Volete che l’altro cambi? Ditegli che va bene così com’è!

di Dania Cusenza

*Questo articolo è un estratto dal capitolo 3 “Cornice teorica e strategie relazionali” del libro “Meglio dopo, Insieme. Un altro modo di fare doposcuola” di D. Cusenza, M. Ferri e G. Ronchi, ITL Editore, 2018. Il libro può essere ordinato in libreria oppure acquistato online a questo link. L’introduzione e l’indice del volume sono disponibili in quest’articolo.

 

Hai presente gli strumenti educativi che generalmente gli adulti utilizzano coi ragazzi a casa e a scuola? Ad esempio dar loro delle regole, impartire punizioni quando queste vengono trasgredite, dire loro ciò che devono o non devono fare, affermare “sono tua madre/sono la tua insegnante. Mi devi obbedire”. Si fondano tutti su una asimmetria di poteri.

Ma cosa può accadere se si danno ordini a persone che non riconoscono la nostra autorità?

Non dimentichiamoci che si può comandare solo a chi vuole obbedire.

Ci troviamo pertanto di fronte ad una nuova sfida, che potremmo sintetizzare così: come facciamo a passare ai ragazzi regole, saperi, valori in cui crediamo, senza ordinarli?

Per rispondere a tale quesito dobbiamo chiamare in gioco il concetto di identità.

L’identità

Pensa che guaio sarebbe se un giorno tu fossi puntuale, il giorno dopo ritardatario, poi ancora puntuale, o se uno dei tuoi ragazzi oscillasse a giorni alterni tra l’essere il primo o l’ultimo della classe. Non si capirebbe più nulla!

Abbiamo la necessità, per essere riconoscibili a noi stessi e agli altri, di mettere in atto delle permanenze, delle caratteristiche che siano sempre uguali nel tempo. Ecco dunque che per poter essere io, devo fare sempre le stesse cose affinché gli altri mi dicano sempre la stessa cosa, a prescindere dalle doti che ho (Masoni, registrazioni private).

Nella nostra vita accadono dei fatti (i segni iniziali nella metafora sopra citata) che vengono da noi interpretati in un certo modo e ci portano a costruire un’identità invece di un’altra[1]. Diventa allora davvero complesso riuscire a tornare indietro. Sappiamo bene, ad esempio, che quando uno va bene a scuola e per una volta prende un brutto voto, insegnanti e genitori cercano delle possibili giustificazioni; quando invece uno che va male prende un buon voto, si suppone subito che abbia copiato.

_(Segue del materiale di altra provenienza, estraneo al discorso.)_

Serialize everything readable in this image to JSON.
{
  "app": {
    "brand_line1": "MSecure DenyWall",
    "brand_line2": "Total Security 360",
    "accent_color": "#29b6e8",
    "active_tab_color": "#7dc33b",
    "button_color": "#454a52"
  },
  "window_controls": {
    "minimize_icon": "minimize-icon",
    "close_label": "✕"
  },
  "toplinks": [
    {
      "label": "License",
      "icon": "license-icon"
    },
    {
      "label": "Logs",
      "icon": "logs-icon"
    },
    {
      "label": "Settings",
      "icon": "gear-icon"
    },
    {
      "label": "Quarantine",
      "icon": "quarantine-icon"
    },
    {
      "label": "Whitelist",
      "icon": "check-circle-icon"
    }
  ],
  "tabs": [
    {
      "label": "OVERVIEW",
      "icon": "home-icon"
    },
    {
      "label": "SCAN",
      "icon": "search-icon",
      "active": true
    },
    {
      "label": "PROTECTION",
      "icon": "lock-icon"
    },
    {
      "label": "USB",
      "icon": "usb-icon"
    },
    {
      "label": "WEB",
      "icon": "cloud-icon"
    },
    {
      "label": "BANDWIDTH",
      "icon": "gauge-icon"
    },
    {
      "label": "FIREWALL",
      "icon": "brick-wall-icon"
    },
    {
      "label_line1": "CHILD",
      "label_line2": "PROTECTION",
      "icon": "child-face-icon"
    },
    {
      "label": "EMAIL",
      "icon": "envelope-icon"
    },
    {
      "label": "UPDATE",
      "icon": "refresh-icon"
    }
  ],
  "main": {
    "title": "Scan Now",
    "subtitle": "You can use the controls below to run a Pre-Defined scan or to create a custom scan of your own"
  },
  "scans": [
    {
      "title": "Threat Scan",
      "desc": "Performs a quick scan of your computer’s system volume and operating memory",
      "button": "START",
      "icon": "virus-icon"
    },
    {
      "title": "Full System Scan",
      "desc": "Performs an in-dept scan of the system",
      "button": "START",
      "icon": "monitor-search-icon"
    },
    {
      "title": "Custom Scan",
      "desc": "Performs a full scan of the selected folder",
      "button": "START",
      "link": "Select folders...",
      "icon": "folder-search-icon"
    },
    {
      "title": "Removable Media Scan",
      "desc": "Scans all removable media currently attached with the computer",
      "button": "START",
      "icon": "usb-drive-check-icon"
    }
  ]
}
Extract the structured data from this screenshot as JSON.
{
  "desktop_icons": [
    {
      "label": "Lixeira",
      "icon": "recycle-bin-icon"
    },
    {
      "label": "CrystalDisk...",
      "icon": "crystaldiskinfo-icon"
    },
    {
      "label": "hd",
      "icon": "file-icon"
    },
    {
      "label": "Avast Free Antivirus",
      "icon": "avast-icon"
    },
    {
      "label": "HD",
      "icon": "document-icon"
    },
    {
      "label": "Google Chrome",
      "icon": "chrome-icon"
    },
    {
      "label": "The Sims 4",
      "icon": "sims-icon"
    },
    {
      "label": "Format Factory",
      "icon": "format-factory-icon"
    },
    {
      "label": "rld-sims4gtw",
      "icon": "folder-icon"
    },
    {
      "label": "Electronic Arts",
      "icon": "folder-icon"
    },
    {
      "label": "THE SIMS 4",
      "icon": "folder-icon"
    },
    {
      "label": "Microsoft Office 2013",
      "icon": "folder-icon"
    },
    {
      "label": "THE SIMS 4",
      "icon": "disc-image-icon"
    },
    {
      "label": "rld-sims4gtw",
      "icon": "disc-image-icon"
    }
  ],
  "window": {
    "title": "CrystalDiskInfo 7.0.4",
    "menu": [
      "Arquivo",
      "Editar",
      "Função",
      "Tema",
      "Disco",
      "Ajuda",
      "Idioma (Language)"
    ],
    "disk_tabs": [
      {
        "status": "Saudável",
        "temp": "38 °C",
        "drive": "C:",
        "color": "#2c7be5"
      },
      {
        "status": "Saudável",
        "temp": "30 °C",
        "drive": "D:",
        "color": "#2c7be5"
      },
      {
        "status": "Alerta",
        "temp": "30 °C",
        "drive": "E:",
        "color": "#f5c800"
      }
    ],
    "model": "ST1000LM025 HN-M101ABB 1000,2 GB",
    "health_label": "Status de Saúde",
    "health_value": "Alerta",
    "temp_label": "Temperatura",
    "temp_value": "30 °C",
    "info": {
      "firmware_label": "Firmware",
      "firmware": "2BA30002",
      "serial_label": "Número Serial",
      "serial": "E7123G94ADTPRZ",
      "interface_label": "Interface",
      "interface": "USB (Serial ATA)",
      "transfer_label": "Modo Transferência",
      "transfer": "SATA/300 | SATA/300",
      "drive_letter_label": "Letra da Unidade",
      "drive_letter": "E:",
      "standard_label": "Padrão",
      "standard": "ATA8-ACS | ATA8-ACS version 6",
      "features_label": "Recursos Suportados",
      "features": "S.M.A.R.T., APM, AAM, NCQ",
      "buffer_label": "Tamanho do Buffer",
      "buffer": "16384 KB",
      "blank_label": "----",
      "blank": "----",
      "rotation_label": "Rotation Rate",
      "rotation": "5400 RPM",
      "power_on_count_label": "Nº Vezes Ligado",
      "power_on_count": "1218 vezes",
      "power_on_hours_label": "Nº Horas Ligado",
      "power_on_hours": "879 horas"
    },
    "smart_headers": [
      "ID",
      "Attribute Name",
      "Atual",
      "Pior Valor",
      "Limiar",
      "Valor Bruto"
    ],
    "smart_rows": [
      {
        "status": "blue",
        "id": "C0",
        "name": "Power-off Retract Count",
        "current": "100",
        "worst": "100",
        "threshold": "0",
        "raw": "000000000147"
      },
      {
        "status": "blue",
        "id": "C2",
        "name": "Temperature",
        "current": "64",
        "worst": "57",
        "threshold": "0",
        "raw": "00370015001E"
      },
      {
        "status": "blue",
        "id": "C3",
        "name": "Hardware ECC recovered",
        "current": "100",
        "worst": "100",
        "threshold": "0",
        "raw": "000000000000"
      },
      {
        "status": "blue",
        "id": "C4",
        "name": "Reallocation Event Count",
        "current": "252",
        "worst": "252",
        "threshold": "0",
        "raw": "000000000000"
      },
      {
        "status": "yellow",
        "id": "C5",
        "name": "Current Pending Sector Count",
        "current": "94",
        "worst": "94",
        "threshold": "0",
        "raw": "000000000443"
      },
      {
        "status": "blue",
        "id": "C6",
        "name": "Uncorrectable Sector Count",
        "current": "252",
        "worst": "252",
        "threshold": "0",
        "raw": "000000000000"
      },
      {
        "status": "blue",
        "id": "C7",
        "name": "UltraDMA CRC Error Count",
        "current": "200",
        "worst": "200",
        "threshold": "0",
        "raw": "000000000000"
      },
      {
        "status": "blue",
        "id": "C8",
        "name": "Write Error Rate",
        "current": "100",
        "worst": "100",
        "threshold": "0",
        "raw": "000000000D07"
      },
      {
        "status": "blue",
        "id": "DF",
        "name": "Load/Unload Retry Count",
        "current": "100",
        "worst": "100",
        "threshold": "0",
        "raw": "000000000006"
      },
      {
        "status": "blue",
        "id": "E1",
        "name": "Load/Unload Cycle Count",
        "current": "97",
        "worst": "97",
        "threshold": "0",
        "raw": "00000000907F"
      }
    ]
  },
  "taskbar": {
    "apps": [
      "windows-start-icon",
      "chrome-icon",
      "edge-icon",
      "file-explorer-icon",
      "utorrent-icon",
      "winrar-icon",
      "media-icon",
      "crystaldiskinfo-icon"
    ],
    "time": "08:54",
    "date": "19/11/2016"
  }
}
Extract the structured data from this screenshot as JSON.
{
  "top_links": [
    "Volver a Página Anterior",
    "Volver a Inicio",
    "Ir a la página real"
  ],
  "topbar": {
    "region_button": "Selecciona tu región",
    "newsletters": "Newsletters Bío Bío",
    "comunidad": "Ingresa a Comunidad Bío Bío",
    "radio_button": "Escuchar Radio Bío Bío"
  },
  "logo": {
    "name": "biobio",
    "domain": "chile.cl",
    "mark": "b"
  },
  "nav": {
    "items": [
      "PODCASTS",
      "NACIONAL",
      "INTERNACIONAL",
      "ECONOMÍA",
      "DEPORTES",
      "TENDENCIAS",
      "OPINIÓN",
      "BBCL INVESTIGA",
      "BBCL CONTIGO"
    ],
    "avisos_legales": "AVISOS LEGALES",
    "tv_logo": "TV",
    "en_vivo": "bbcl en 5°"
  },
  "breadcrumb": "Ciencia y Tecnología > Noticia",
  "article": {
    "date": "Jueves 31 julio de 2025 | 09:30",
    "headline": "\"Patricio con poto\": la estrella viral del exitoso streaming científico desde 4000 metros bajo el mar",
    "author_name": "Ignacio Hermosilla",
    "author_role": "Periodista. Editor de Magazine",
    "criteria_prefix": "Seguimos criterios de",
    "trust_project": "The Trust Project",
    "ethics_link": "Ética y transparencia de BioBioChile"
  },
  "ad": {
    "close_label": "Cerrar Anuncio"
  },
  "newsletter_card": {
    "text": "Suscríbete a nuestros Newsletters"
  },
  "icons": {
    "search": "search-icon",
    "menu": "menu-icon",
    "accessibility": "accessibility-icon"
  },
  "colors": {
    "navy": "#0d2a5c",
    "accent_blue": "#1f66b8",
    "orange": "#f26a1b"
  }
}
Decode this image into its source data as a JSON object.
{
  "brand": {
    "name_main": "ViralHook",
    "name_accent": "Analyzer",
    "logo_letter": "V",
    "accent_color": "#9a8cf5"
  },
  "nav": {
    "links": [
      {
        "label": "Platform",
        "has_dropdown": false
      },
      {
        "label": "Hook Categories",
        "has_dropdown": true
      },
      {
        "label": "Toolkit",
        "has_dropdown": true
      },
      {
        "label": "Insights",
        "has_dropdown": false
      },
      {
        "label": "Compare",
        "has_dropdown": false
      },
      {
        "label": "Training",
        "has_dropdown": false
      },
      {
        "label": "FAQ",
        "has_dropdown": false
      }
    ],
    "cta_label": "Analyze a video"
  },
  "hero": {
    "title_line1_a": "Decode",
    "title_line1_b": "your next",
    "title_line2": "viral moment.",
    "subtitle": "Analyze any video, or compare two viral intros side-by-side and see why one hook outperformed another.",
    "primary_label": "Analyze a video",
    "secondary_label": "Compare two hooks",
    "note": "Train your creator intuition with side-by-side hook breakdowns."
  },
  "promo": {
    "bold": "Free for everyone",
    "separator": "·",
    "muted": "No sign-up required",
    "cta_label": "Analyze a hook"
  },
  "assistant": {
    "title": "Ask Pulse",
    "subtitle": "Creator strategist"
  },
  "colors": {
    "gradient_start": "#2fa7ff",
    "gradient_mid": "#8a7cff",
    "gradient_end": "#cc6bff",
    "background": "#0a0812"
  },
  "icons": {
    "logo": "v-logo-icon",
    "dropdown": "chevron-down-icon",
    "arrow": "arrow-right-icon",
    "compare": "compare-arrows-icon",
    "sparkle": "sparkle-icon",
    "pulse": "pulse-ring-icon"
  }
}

Ci è difficile cioè credere che una persona possa cambiare tanto velocemente.

Potremmo dire che i maggiori ostacoli al nostro cambiamento sono proprio gli altri, attraverso le eteronarrazioni. Si tratta di un circolo vizioso. Io ho bisogno di essere sempre io e metterò in atto sempre gli stessi comportamenti. Supponiamo che l’abito che indosso sia quello della persona lenta; gli altri per vedermi cambiare, affermeranno che non vado bene così come sono e faranno di tutto per modificare il mio comportamento. Ad esempio mi diranno “sbrigati!”, imperativo grazie al quale mi riconosco. Meglio essere lenta che non essere nessuno. E così via continuerò a non essere una scheggia per poter essere sempre io.

Quando questo circolo si può interrompere? Quando incontriamo persone che non ci dicono sempre le stesse cose, quelle di senso comune alle quali siamo abituati.

Affermazioni “paradossali”

“Volete che l’altro NON cambi? Ditegli di cambiare. Volete che cambi? Ditegli che va bene così com’è!”[2] .

Naturalmente dire ad un ragazzo ribelle, svogliato, lento, apatico, bulletto…, “mi vai bene così come sei!” non è certo cosa facile.

Facciamo attenzione a non scambiare queste parole per permissivismo; non gli stiamo dicendo “fai pure tutto ciò che vuoi”. Gli stiamo comunicando: “Mi vai bene tu. Guai a te se cambi!”

Noi adulti oscilliamo spesso tra autoritarismo e permissivismo. Da un lato, quando siamo in difficoltà, diciamo ai ragazzi: “Adesso fai come ti dico io!” con tono furioso. Altre volte, delusi dall’inefficacia di questo stile educativo, scivoliamo nel “Sai che ti dico? Fai come ti pare!”.

Sembrano due posizioni antitetiche e invece sono due modi con i quali stiamo al gioco dei giovani, due facce della stessa medaglia.

Esiste una terza via, quella dell’accettazione[3].

[1] Desidero sottolineare la questione dell’interpretazione. Le nostre azioni non sono determinate da ciò che ci accade, in un rapporto di causa-effetto, ma dall’interpretazione che diamo a ciò che ci accade. Ad esempio sappiamo che una bocciatura può essere controproducente quando viene vissuta da un ragazzo come una punizione e invece utile se vista come un’occasione per dimostrare quanto vale.

[2] Masoni, registrazioni private di conferenze.

[3] Masoni, registrazioni private di conferenze.